Plants and animals both have a list of characteristics that define them. If a given creature meets the definition of an "animal", then it's an animal. If it meets the definition of a "plant", then it's a plant. If it only subscribes to the definition of a "bacterium", then that's what it is, which still means that bacteria evolved and split into families over time, and some of those families came before plants, and some of them came after.
Fire, for that matter, meets most of the requirements to be defined as "living". It eats, reproduces, produces waste, requires oxygen. The only things that I can think of offhand that separate it dramatically from every living thing on the Earth is that it doesn't require water and has no cellular or DNA structure that we recognise. So perhaps it's an alien lifeform. Certainly other forms of alien life that have been espoused have been more far-fetched.

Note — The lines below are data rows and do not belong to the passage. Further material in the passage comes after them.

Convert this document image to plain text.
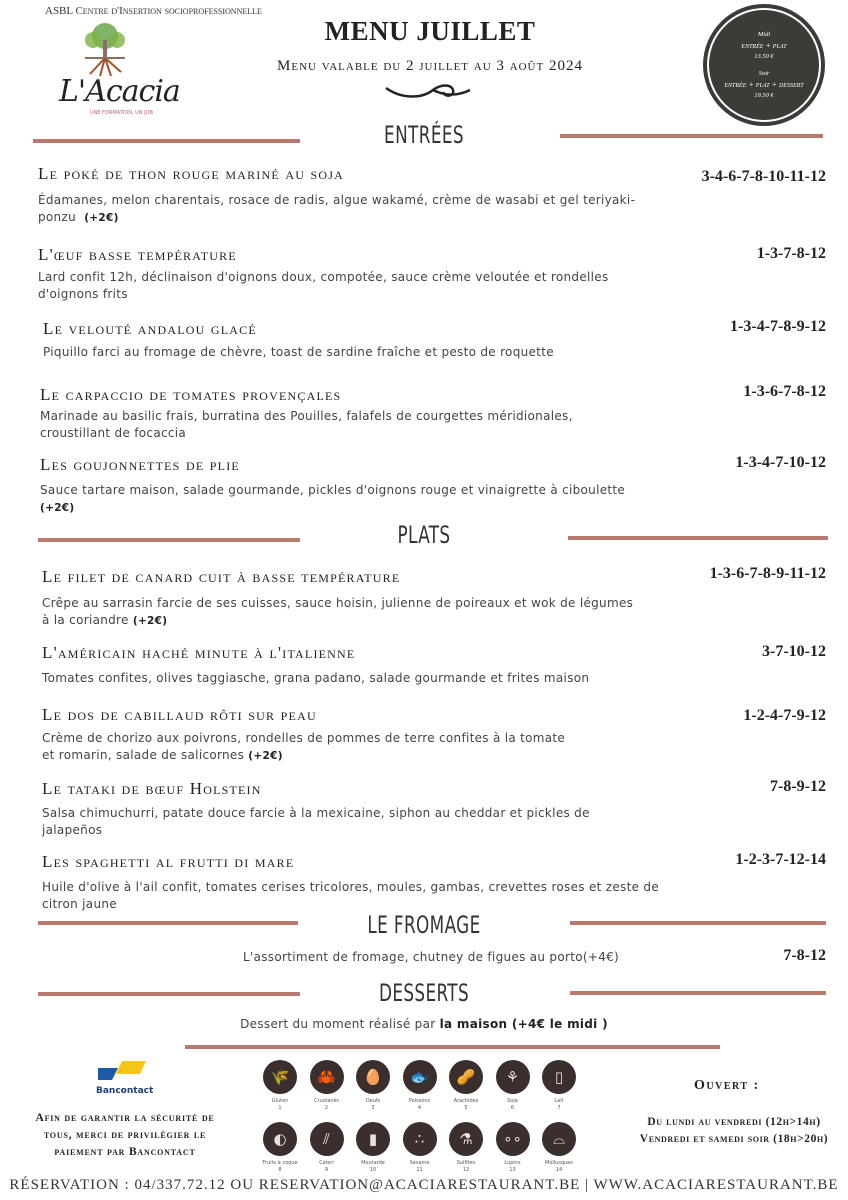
ASBL Centre d'Insertion socioprofessionnelle
L'Acacia
UNE FORMATION, UN JOB
MENU JUILLET
Menu valable du 2 juillet au 3 août 2024
Midi
entrée + plat
13.50 €
Soir
entrée + plat + dessert
19.50 €
ENTRÉES
Le poké de thon rouge mariné au soja	3-4-6-7-8-10-11-12
Édamanes, melon charentais, rosace de radis, algue wakamé, crème de wasabi et gel teriyaki-ponzu (+2€)
L'œuf basse température	1-3-7-8-12
Lard confit 12h, déclinaison d'oignons doux, compotée, sauce crème veloutée et rondelles d'oignons frits
Le velouté andalou glacé	1-3-4-7-8-9-12
Piquillo farci au fromage de chèvre, toast de sardine fraîche et pesto de roquette
Le carpaccio de tomates provençales	1-3-6-7-8-12
Marinade au basilic frais, burratina des Pouilles, falafels de courgettes méridionales, croustillant de focaccia
Les goujonnettes de plie	1-3-4-7-10-12
Sauce tartare maison, salade gourmande, pickles d'oignons rouge et vinaigrette à ciboulette
(+2€)
PLATS
Le filet de canard cuit à basse température	1-3-6-7-8-9-11-12
Crêpe au sarrasin farcie de ses cuisses, sauce hoisin, julienne de poireaux et wok de légumes à la coriandre (+2€)
L'américain haché minute à l'italienne	3-7-10-12
Tomates confites, olives taggiasche, grana padano, salade gourmande et frites maison
Le dos de cabillaud rôti sur peau	1-2-4-7-9-12
Crème de chorizo aux poivrons, rondelles de pommes de terre confites à la tomate et romarin, salade de salicornes (+2€)
Le tataki de bœuf Holstein	7-8-9-12
Salsa chimuchurri, patate douce farcie à la mexicaine, siphon au cheddar et pickles de jalapeños
Les spaghetti al frutti di mare	1-2-3-7-12-14
Huile d'olive à l'ail confit, tomates cerises tricolores, moules, gambas, crevettes roses et zeste de citron jaune
LE FROMAGE
L'assortiment de fromage, chutney de figues au porto(+4€)	7-8-12
DESSERTS
Dessert du moment réalisé par la maison (+4€ le midi )
Bancontact
Afin de garantir la sécurité de tous, merci de privilégier le paiement par Bancontact
🌾
Gluten
1
🦀
Crustacés
2
🥚
Oeufs
3
🐟
Poissons
4
🥜
Arachides
5
⚘
Soja
6
▯
Lait
7
◐
Fruits à coque
8
⫽
Céleri
9
▮
Moutarde
10
∴
Sésame
11
⚗
Sulfites
12
∘∘
Lupins
13
⌓
Mollusques
14
Ouvert :
Du lundi au vendredi (12h>14h)
Vendredi et samedi soir (18h>20h)
RÉSERVATION : 04/337.72.12 OU RESERVATION@ACACIARESTAURANT.BE | WWW.ACACIARESTAURANT.BE
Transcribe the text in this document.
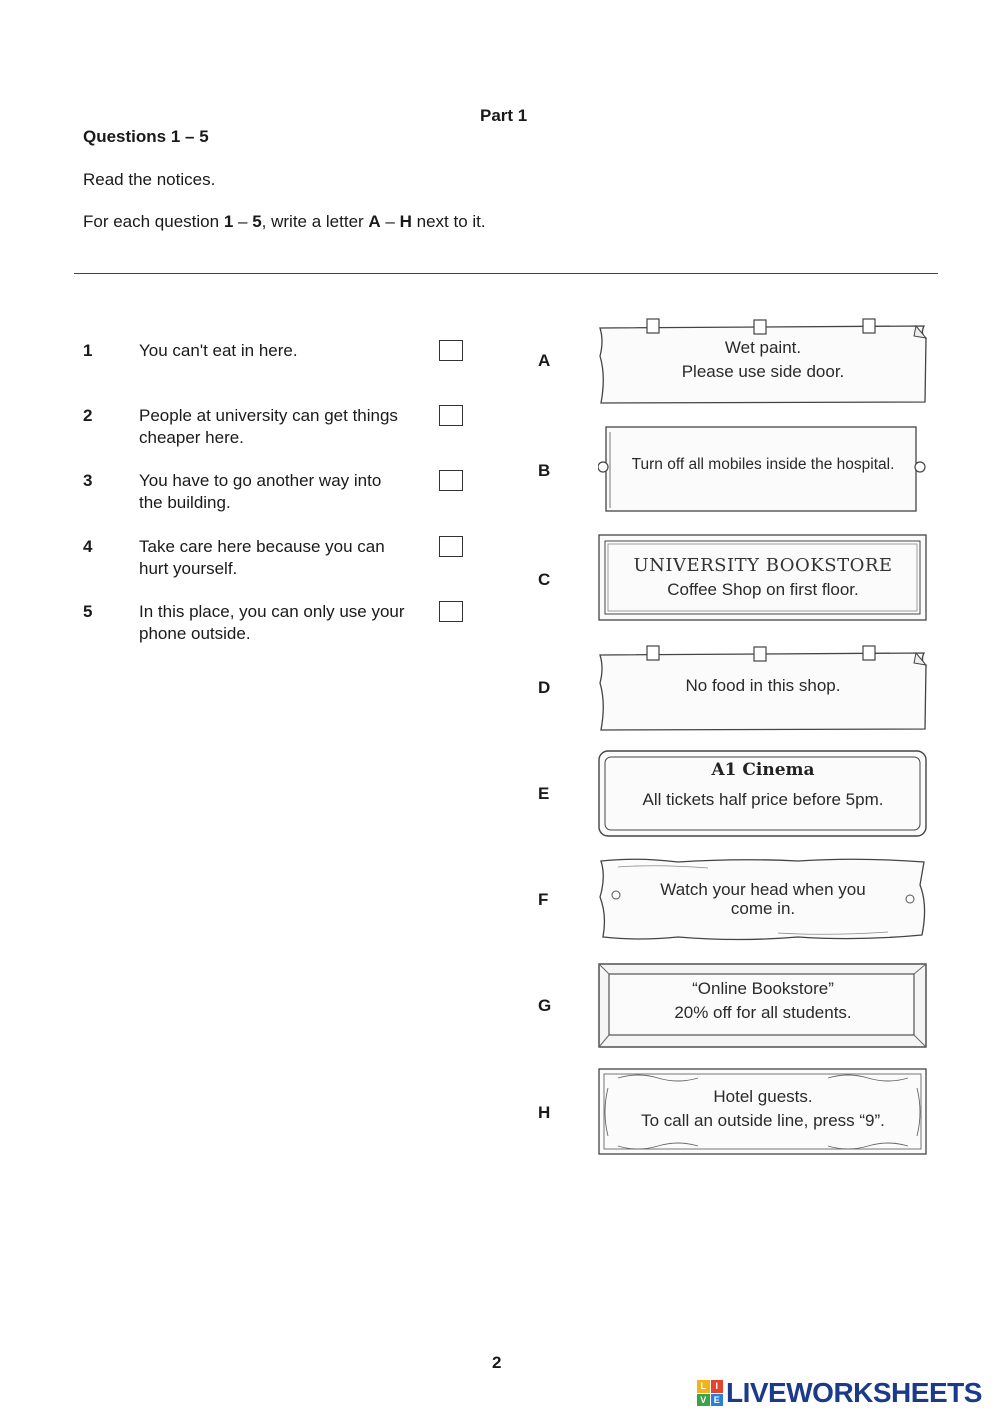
Part 1
Questions 1 – 5
Read the notices.
For each question 1 – 5, write a letter A – H next to it.
1	You can't eat in here.
2	People at university can get things
cheaper here.
3	You have to go another way into
the building.
4	Take care here because you can
hurt yourself.
5	In this place, you can only use your
phone outside.
A
Wet paint.
Please use side door.
B	Turn off all mobiles inside the hospital.
C
UNIVERSITY BOOKSTORE
Coffee Shop on first floor.
D	No food in this shop.
E
A1 Cinema
All tickets half price before 5pm.
F
Watch your head when you
come in.
G
“Online Bookstore”
20% off for all students.
H
Hotel guests.
To call an outside line, press “9”.
2
L	I
V E LIVEWORKSHEETS
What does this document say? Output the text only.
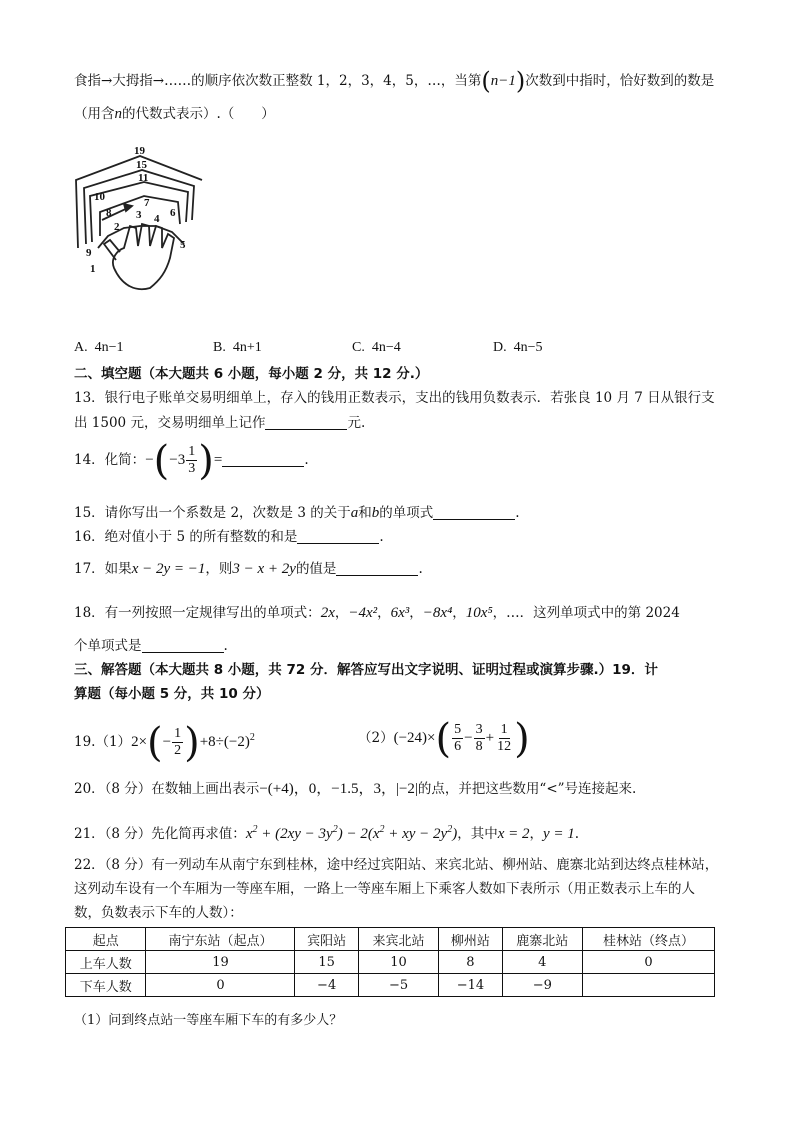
食指→大拇指→……的顺序依次数正整数 1，2，3，4，5，…，当第(n−1)次数到中指时，恰好数到的数是
（用含n的代数式表示）.（　　）
19
15
11
10	7
8 3	6
4
2
9
5
1
A. 4n−1	B. 4n+1	C. 4n−4	D. 4n−5
二、填空题（本大题共 6 小题，每小题 2 分，共 12 分.）
13．银行电子账单交易明细单上，存入的钱用正数表示，支出的钱用负数表示．若张良 10 月 7 日从银行支
出 1500 元，交易明细单上记作	元.
14．化简：$-(-3 \frac{1}{3}$ )=	.
15．请你写出一个系数是 2，次数是 3 的关于a和b的单项式	.
16．绝对值小于 5 的所有整数的和是	.
17．如果x − 2y = −1，则3 − x + 2y的值是	.
18．有一列按照一定规律写出的单项式：2x，−4x²，6x³，−8x⁴，10x⁵，…．这列单项式中的第 2024
个单项式是	.
三、解答题（本大题共 8 小题，共 72 分．解答应写出文字说明、证明过程或演算步骤.）19．计
算题（每小题 5 分，共 10 分）
$19.(1)2\times(- \frac{1}{2} )+8\div(-2)^2$	$(2)(-24)\times( \frac{5}{6} - \frac{3}{8} + \frac{1}{12}$ )
20．（8 分）在数轴上画出表示−(+4)，0，−1.5，3，|−2|的点，并把这些数用“<”号连接起来.
21．（8 分）先化简再求值：$x^2 + (2xy - 3y^2) - 2(x^2$ + xy − $2y^2$)，其中x = 2，y = 1.
22．（8 分）有一列动车从南宁东到桂林，途中经过宾阳站、来宾北站、柳州站、鹿寨北站到达终点桂林站，
这列动车设有一个车厢为一等座车厢，一路上一等座车厢上下乘客人数如下表所示（用正数表示上车的人
数，负数表示下车的人数）：
起点	南宁东站（起点）	宾阳站	来宾北站	柳州站	鹿寨北站	桂林站（终点）
上车人数	19	15	10	8	4	0
下车人数	0	−4	−5	−14	−9	
（1）问到终点站一等座车厢下车的有多少人？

I suppose I should have said "heterotroph" instead of "animal", because it would fit what I mean a little more clearly, but it's a little tricky to nail down any specific trait, when we're trying to make classifications of various evolutionary quantities and qualities, over the billions of years this discussion requires. So I say "animal" in opposition to "plant".
Regardless, I'm still pretty sure that multicellular, eucaryotic animals evolved before plants did, and that plants aren't all that far removed from us, compared to several other branches of DNA coded life, on our particular branch of the Evolutionary tree.